Expected performance of the 3GM gravity experiment on JUICE during the extended orbital phase at Ganymede

Abstract

The JUpiter ICy moons Explorer (JUICE), launched successfully on April 14, 2023, with an Ariane 5 launcher from the European spaceport in Kourou, French Guiana, embarks on a pioneering space mission dedicated to studying Jupiter and its Galilean moons. A key scientific investigation aboard JUICE, the Gravity and Geophysics of Jupiter and the Galilean Moons (3GM) radio science experiment, aims to unravel the interior structures of the Galilean moons Ganymede, Callisto, and Europa by retrieving their gravity fields. This gravity experiment delves into Ganymede's static gravity field, tidal response, and rotational state, utilizing the Ka-band transponder (KaT) for precise range-rate measurements accurate to 0.017 mm/s with a 60-second integration time and range measurements accurate to the level of a few centimeters. In this comprehensive study, we scrutinize the performance of the 3GM experiment specifically at Ganymede under different mission scenarios.

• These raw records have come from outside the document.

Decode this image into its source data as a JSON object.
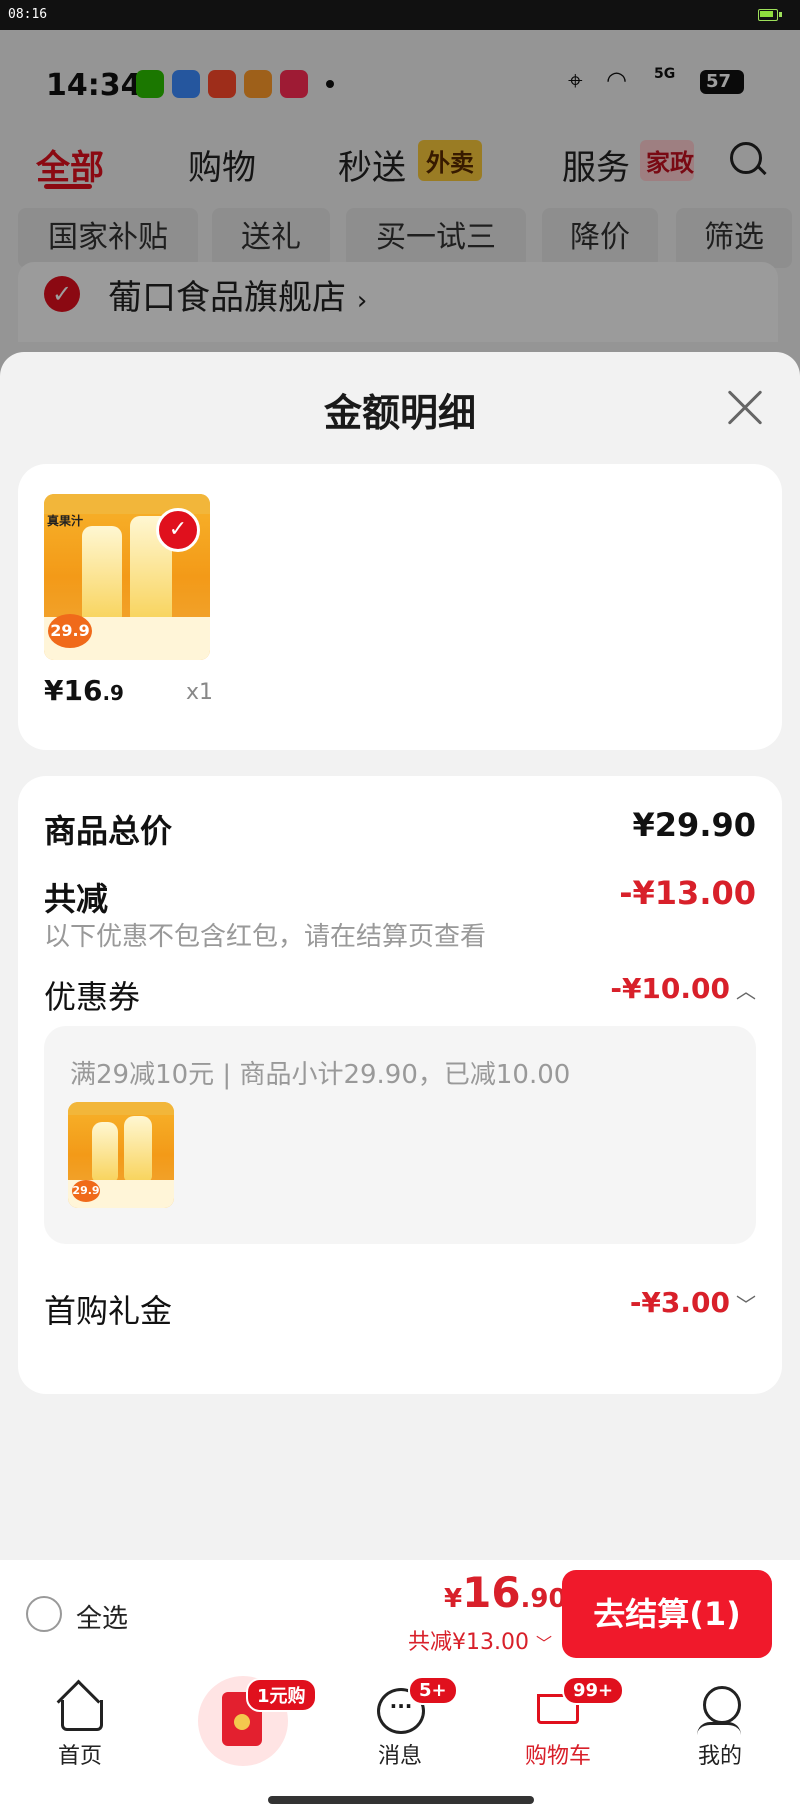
{
  "system_bar": {
    "time": "08:16"
  },
  "status_bar": {
    "time": "14:34",
    "network": "5G",
    "battery": "57"
  },
  "top_tabs": [
    {
      "label": "全部",
      "active": true
    },
    {
      "label": "购物",
      "active": false
    },
    {
      "label": "秒送",
      "active": false,
      "tag": "外卖"
    },
    {
      "label": "服务",
      "active": false,
      "tag": "家政"
    }
  ],
  "chips": [
    "国家补贴",
    "送礼",
    "买一试三",
    "降价",
    "筛选"
  ],
  "store": {
    "name": "葡口食品旗舰店",
    "arrow": "›"
  },
  "sheet": {
    "title": "金额明细",
    "product": {
      "price_int": "¥16",
      "price_dec": ".9",
      "quantity": "x1",
      "image_brand": "真果汁",
      "image_price": "29.9"
    },
    "details": {
      "total_label": "商品总价",
      "total_value": "¥29.90",
      "reduce_label": "共减",
      "reduce_value": "-¥13.00",
      "reduce_note": "以下优惠不包含红包，请在结算页查看",
      "coupon_label": "优惠券",
      "coupon_value": "-¥10.00",
      "coupon_desc": "满29减10元 | 商品小计29.90，已减10.00",
      "gift_label": "首购礼金",
      "gift_value": "-¥3.00"
    }
  },
  "checkout": {
    "select_all": "全选",
    "total_yen": "¥",
    "total_int": "16",
    "total_dec": ".90",
    "total_discount": "共减¥13.00",
    "pay_button": "去结算(1)"
  },
  "tabbar": {
    "home": "首页",
    "one_yuan_badge": "1元购",
    "messages": "消息",
    "messages_badge": "5+",
    "cart": "购物车",
    "cart_badge": "99+",
    "me": "我的"
  },
  "colors": {
    "accent": "#e0101d",
    "price_red": "#d8202a"
  }
}
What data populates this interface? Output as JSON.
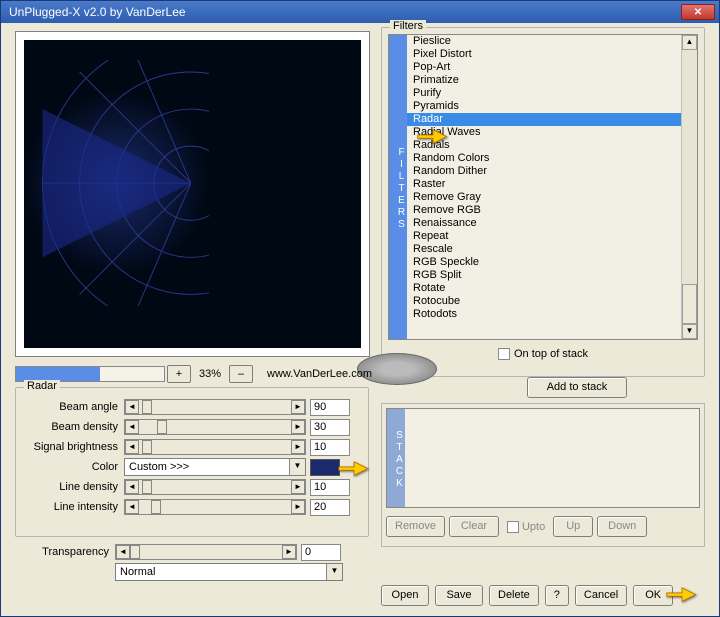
{
  "window": {
    "title": "UnPlugged-X v2.0 by VanDerLee"
  },
  "filters": {
    "label": "Filters",
    "tabLabel": "FILTERS",
    "items": [
      "Pieslice",
      "Pixel Distort",
      "Pop-Art",
      "Primatize",
      "Purify",
      "Pyramids",
      "Radar",
      "Radial Waves",
      "Radials",
      "Random Colors",
      "Random Dither",
      "Raster",
      "Remove Gray",
      "Remove RGB",
      "Renaissance",
      "Repeat",
      "Rescale",
      "RGB Speckle",
      "RGB Split",
      "Rotate",
      "Rotocube",
      "Rotodots"
    ],
    "selectedIndex": 6,
    "onTopLabel": "On top of stack"
  },
  "zoom": {
    "plus": "+",
    "percent": "33%",
    "minus": "–",
    "url": "www.VanDerLee.com"
  },
  "addStackLabel": "Add to stack",
  "radarGroup": {
    "label": "Radar",
    "beamAngle": {
      "label": "Beam angle",
      "value": "90"
    },
    "beamDensity": {
      "label": "Beam density",
      "value": "30"
    },
    "signalBright": {
      "label": "Signal brightness",
      "value": "10"
    },
    "color": {
      "label": "Color",
      "selected": "Custom >>>",
      "swatch": "#1a2a6c"
    },
    "lineDensity": {
      "label": "Line density",
      "value": "10"
    },
    "lineIntensity": {
      "label": "Line intensity",
      "value": "20"
    }
  },
  "transparency": {
    "label": "Transparency",
    "value": "0",
    "mode": "Normal"
  },
  "stack": {
    "tabLabel": "STACK",
    "remove": "Remove",
    "clear": "Clear",
    "upto": "Upto",
    "up": "Up",
    "down": "Down"
  },
  "buttons": {
    "open": "Open",
    "save": "Save",
    "delete": "Delete",
    "help": "?",
    "cancel": "Cancel",
    "ok": "OK"
  }
}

The baseline configuration involves an 8-hour tracking pass per day during the 4-month Ganymede Circular Orbit at 500 kilometers of altitude (GCO-500). To deepen our understanding, we explore various simulation scenarios, including the GCO-200 phase and GCO-100 phase. In particular, we investigate the outcome of the experiment under different durations of the circular phases at different altitudes.  To evaluate the advantages and disadvantages of these diverse approaches in retrieving Ganymede's gravity field and rotational state, we employ thorough numerical simulations. Our results highlight the strengths and limitations of each scenario, providing valuable insights into the most effective strategies to maximize the scientific yield of the 3GM experiment.